Yeni program olumlu ama tedbirli olunmalı!
Yeni Lise Programı'nı değerlendiren Türk Eğitim-Sen Konya 2 Nolu Şube Başkanı Veli Doğrul, yeni programı olumlu bulmakla birlikte yeni sorunların önüne geçilmesi için ise tedbirli olunması gerektiğini vurguladı
Yeni sistemin kademeli olarak hayata geçirilecek olması doğru bir yaklaşımdır. Eğitim sistemimiz, oyun devam ederken kuralın değiştirilmesinin ceremesini çok çekti. Bu bakımdan programın etaplara ayrılarak uygulama tarihlerinin belirlenmiş olması isabet olmuştur. Sayın Bakan çocuklarımızın özgeleceklerini yazmaları gerektiğine vurgu yaptı. Ancak "özgeçmişi okumadan özgelecek yazamayız". Dolayısıyla yeni programda tarih dersinin sosyal ve beceri bilimleri grubunda tercihli ders olarak bulunması bizi endişeye sevk etmiştir. Tarih dersi özellikle Türk Tarihi kesinlikle tek başına bir alan, grup olmalı ve zorunlu olmalıdır.

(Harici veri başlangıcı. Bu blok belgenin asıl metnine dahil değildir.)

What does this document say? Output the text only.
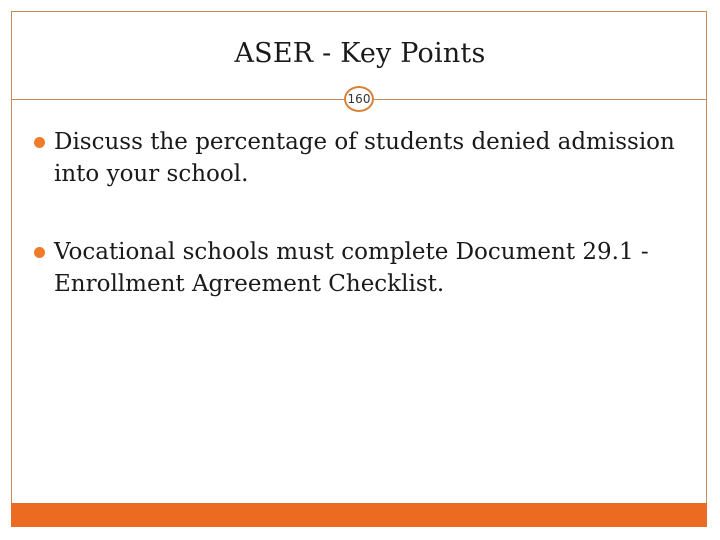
ASER - Key Points
160
Discuss the percentage of students denied admission into your school.
Vocational schools must complete Document 29.1 - Enrollment Agreement Checklist.
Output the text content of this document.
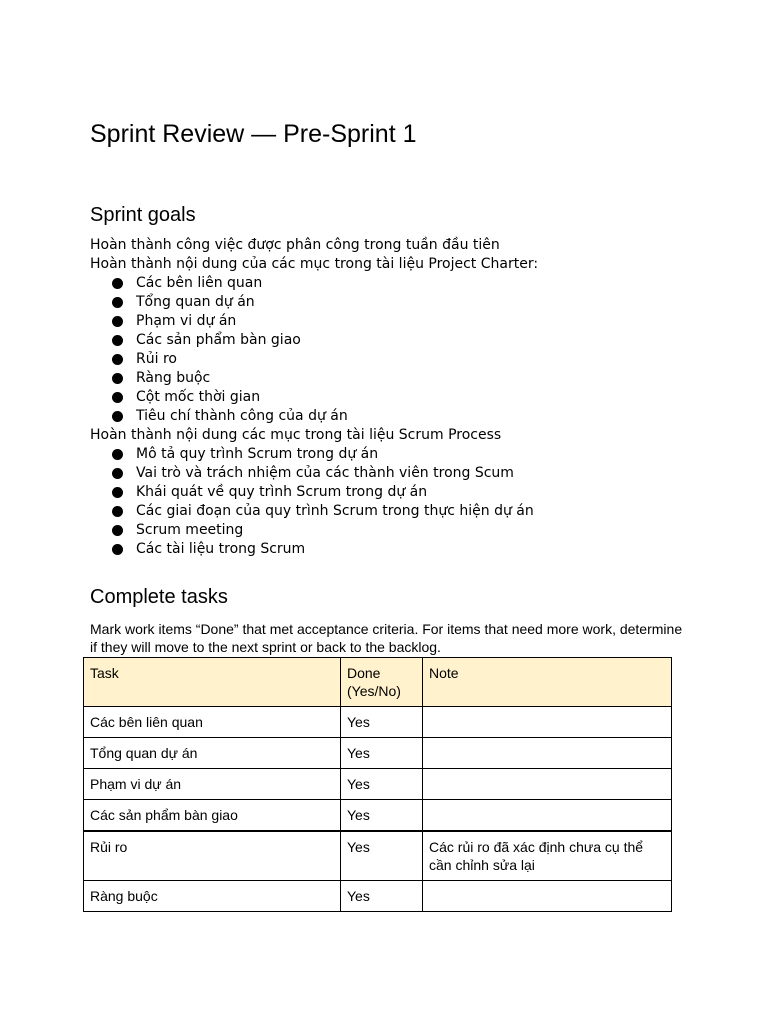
Sprint Review — Pre-Sprint 1
Sprint goals

Hoàn thành công việc được phân công trong tuần đầu tiên

Hoàn thành nội dung của các mục trong tài liệu Project Charter:

Các bên liên quan
Tổng quan dự án
Phạm vi dự án
Các sản phẩm bàn giao
Rủi ro
Ràng buộc
Cột mốc thời gian
Tiêu chí thành công của dự án

Hoàn thành nội dung các mục trong tài liệu Scrum Process

Mô tả quy trình Scrum trong dự án
Vai trò và trách nhiệm của các thành viên trong Scum
Khái quát về quy trình Scrum trong dự án
Các giai đoạn của quy trình Scrum trong thực hiện dự án
Scrum meeting
Các tài liệu trong Scrum
Complete tasks

Mark work items “Done” that met acceptance criteria. For items that need more work, determine if they will move to the next sprint or back to the backlog.

Task	Done (Yes/No)	Note
Các bên liên quan	Yes	
Tổng quan dự án	Yes	
Phạm vi dự án	Yes	
Các sản phẩm bàn giao	Yes	
Rủi ro	Yes	Các rủi ro đã xác định chưa cụ thể cần chỉnh sửa lại
Ràng buộc	Yes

Ders sayısının azaltılması yıllardır tartışılan bir konuydu. İlk bakışta olumlu görülmektedir. Ancak bu yapılırken, öğretmenlerimizin norm fazlası durumuna düşmesine tedbir alınmalıdır. Öğretmeni norm planlamaları ile rahatsız etmeden ve yeni mağduriyetlere sebep olmadan, heyecan ve inançla yenilemek ve yetiştirmek sistemin başarıyla uygulanabilmesi adına ana amaç olmalıdır.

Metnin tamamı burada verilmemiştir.